Sampai saat ini pasti ada yang selalu bertanya, kenapa terorisme dan radikalisme itu dikaitkan dengan Islam? Kenapa bukan agama lain, padahal secara aksi dan tindakan, hal serupa juga sering dilakukan oleh umat beragama lain. Jawaban yang tepat adalah bahwa terorisme dan radikalisme itu tindakan.
Jadi tidak ada kaitannya dengan identitas agama manapun. Adapun jika selama ini yang terkait dengan aksi tersebut agama Islam, karena memang pelakunya orang-orang muslim yang mengatasnamakan aksi mereka itu dalam rangka bela Islam, jihad di jalan Allah, melawan kezaliman, dan lain sebagainya.
Infiltrasi seperti itu sudah pernah muncul di era awal Islam sebagaimana terepresentasikan dalam kelompok Khawarij. Indikasinya, mereka beranggapan bahwa hanya mereka dan sektenya yang benar. Sedangkan siapapun yang berbeda pendapat dengan mereka dianggap kafir dan akan kekal di dalam neraka. Begitu pula siapapun yang melakukan dosa kecil, maka mereka dianggap kafir (al-Syahratsani 1992).
Dalam konteks hukum, dulu kelompok Khawarij ini selalu mendengungkan untuk menerapkan hukum Allah. Mereka selalu berdalih “siapapun yang tidak menerapkan hukum Allah maka mereka adalah kafir, zalim, fasik.” Bahkan tuduhan seperti itu juga dilancarkan kepada Sayyidina Ali bin Abi Thalib sehingga mereka melakukan pembunuhan terhadap Sayyidina Ali.
Secara politik, menurut Khudlari Beik (2005), kelompok Khawarij sangat melarang keras terhadap pemimpin yang dianggap diktator, dan tidak diserahkan secara dinasti melainkan dipilih oleh orang-orang salih. Namun mereka tidak mengakui Sayyidina Usman, Ali dan Muawwiyah. Mereka sangat membenci Ali karena dianggap telah berbeda dengan Abu Bakar dan Umar bin Khattab.
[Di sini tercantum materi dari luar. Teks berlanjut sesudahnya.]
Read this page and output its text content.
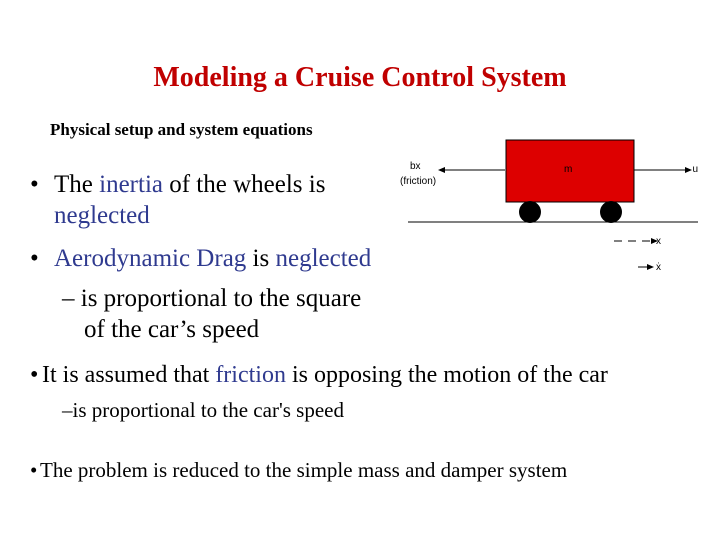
Modeling a Cruise Control System
Physical setup and system equations
• The inertia of the wheels is
neglected
• Aerodynamic Drag is neglected
– is proportional to the square
of the car’s speed
• It is assumed that friction is opposing the motion of the car
–is proportional to the car's speed
• The problem is reduced to the simple mass and damper system
bx
(friction)
m	u
x
ẋ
Dalam sepak terjangnya, kelompok Khawarij dianggap sangat keras dalam beragama. Dan mereka dari dulu sangat membenci eksistensi Syiah sebagai pengikut Ali dan keluarganya. Namun dua kelompok ini pernah berkontestasi secara kekuatan politik maupun ideologi pemikiran di era Sahabat kecil dan Tabiin, sekitar abad 2 Hijriah (Beik 2005).
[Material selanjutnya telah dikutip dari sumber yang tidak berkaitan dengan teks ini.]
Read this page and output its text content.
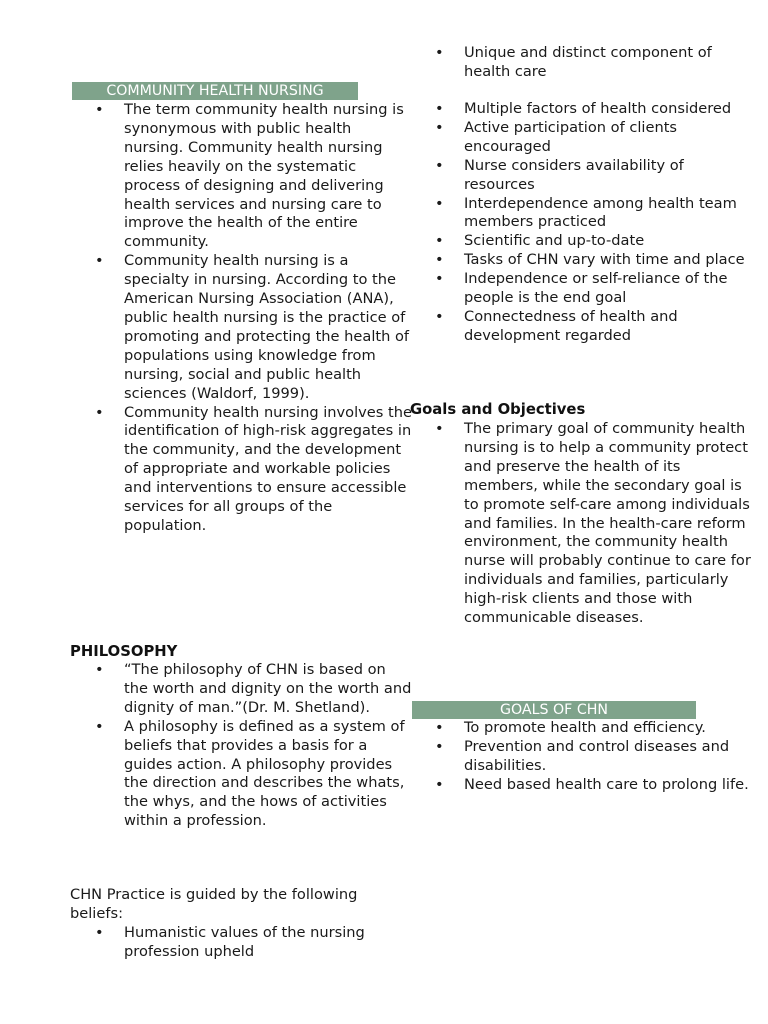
COMMUNITY HEALTH NURSING
• The term community health nursing is synonymous with public health nursing. Community health nursing relies heavily on the systematic process of designing and delivering health services and nursing care to improve the health of the entire community.
• Community health nursing is a specialty in nursing. According to the American Nursing Association (ANA), public health nursing is the practice of promoting and protecting the health of populations using knowledge from nursing, social and public health sciences (Waldorf, 1999).
• Community health nursing involves the identification of high-risk aggregates in the community, and the development of appropriate and workable policies and interventions to ensure accessible services for all groups of the population.
PHILOSOPHY
• “The philosophy of CHN is based on the worth and dignity on the worth and dignity of man.”(Dr. M. Shetland).
• A philosophy is defined as a system of beliefs that provides a basis for a guides action. A philosophy provides the direction and describes the whats, the whys, and the hows of activities within a profession.

CHN Practice is guided by the following beliefs:

• Humanistic values of the nursing profession upheld
• Unique and distinct component of health care
• Multiple factors of health considered
• Active participation of clients encouraged
• Nurse considers availability of resources
• Interdependence among health team members practiced
• Scientific and up-to-date
• Tasks of CHN vary with time and place
• Independence or self-reliance of the people is the end goal
• Connectedness of health and development regarded
Goals and Objectives
• The primary goal of community health nursing is to help a community protect and preserve the health of its members, while the secondary goal is to promote self-care among individuals and families. In the health-care reform environment, the community health nurse will probably continue to care for individuals and families, particularly high-risk clients and those with communicable diseases.
GOALS OF CHN
• To promote health and efficiency.
• Prevention and control diseases and disabilities.
• Need based health care to prolong life.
Implikasi atas pertarungan sengit di atara mereka masih terasa hingga saat ini. Meskipun Khawarij tidak tampak secara organisatoris, berbeda dengan Syiah yang bahkan dijadikan sebagai mazhab meinstrem negara Iran. Namun benih-benih kekejaman dalam beragama sebagaimana dulunya dilakukan oleh Khawarij kian tumbuh subur.
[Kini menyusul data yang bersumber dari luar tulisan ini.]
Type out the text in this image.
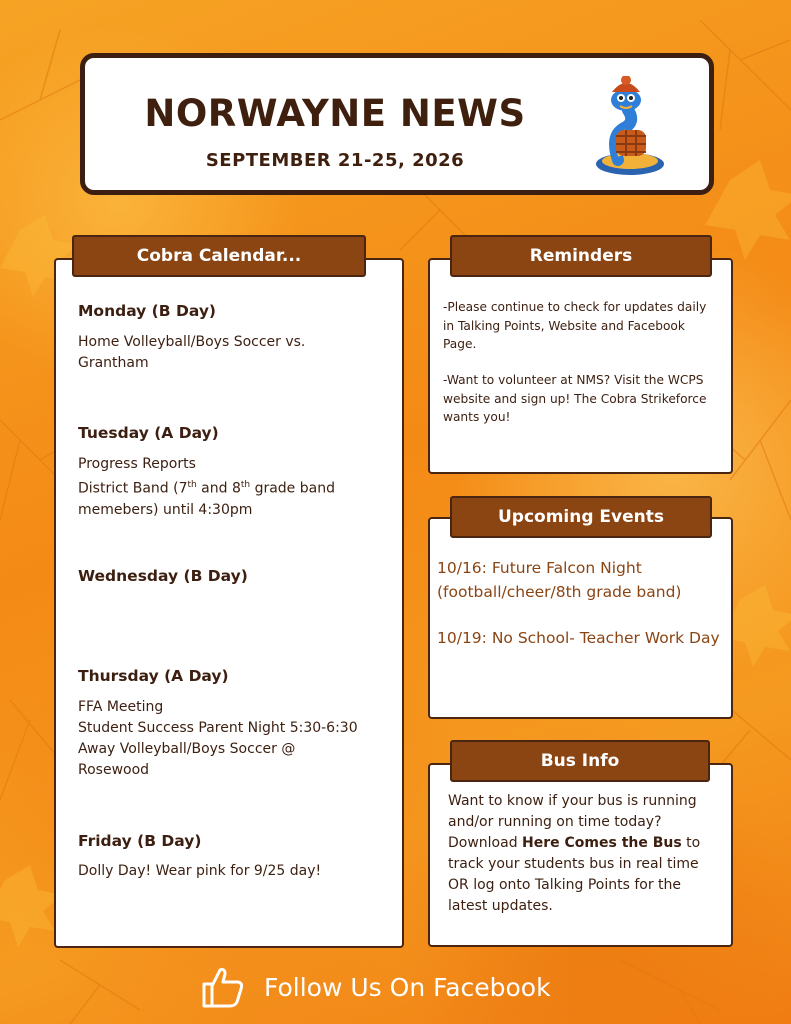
NORWAYNE NEWS
SEPTEMBER 21-25, 2026
Monday (B Day)
Home Volleyball/Boys Soccer vs.
Grantham
Tuesday (A Day)
Progress Reports
District Band (7th and 8th grade band
memebers) until 4:30pm
Wednesday (B Day)
Thursday (A Day)
FFA Meeting
Student Success Parent Night 5:30-6:30
Away Volleyball/Boys Soccer @
Rosewood
Friday (B Day)
Dolly Day! Wear pink for 9/25 day!
Cobra Calendar...
-Please continue to check for updates daily in Talking Points, Website and Facebook Page.
-Want to volunteer at NMS? Visit the WCPS website and sign up! The Cobra Strikeforce wants you!
Reminders
10/16: Future Falcon Night (football/cheer/8th grade band)
10/19: No School- Teacher Work Day
Upcoming Events
Want to know if your bus is running and/or running on time today?
Download Here Comes the Bus to track your students bus in real time OR log onto Talking Points for the latest updates.
Bus Info
Follow Us On Facebook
Benih-benih di Lembaga Pendidikan
Seiring merebaknya lembaga pendidikan yang menawarkan kurikulum menghafal Al-Qur’an dan kultur ala awal Islam, namun di balik itu ternyata ada benalu dalam beragama. Pasalnya, mereka secara ideologi dibangun atas kepanikan moral yang menganggap bahwa gejala beragama hari ini sudah menyimpang dari ajaran Islam yang benar (Anwar 2019).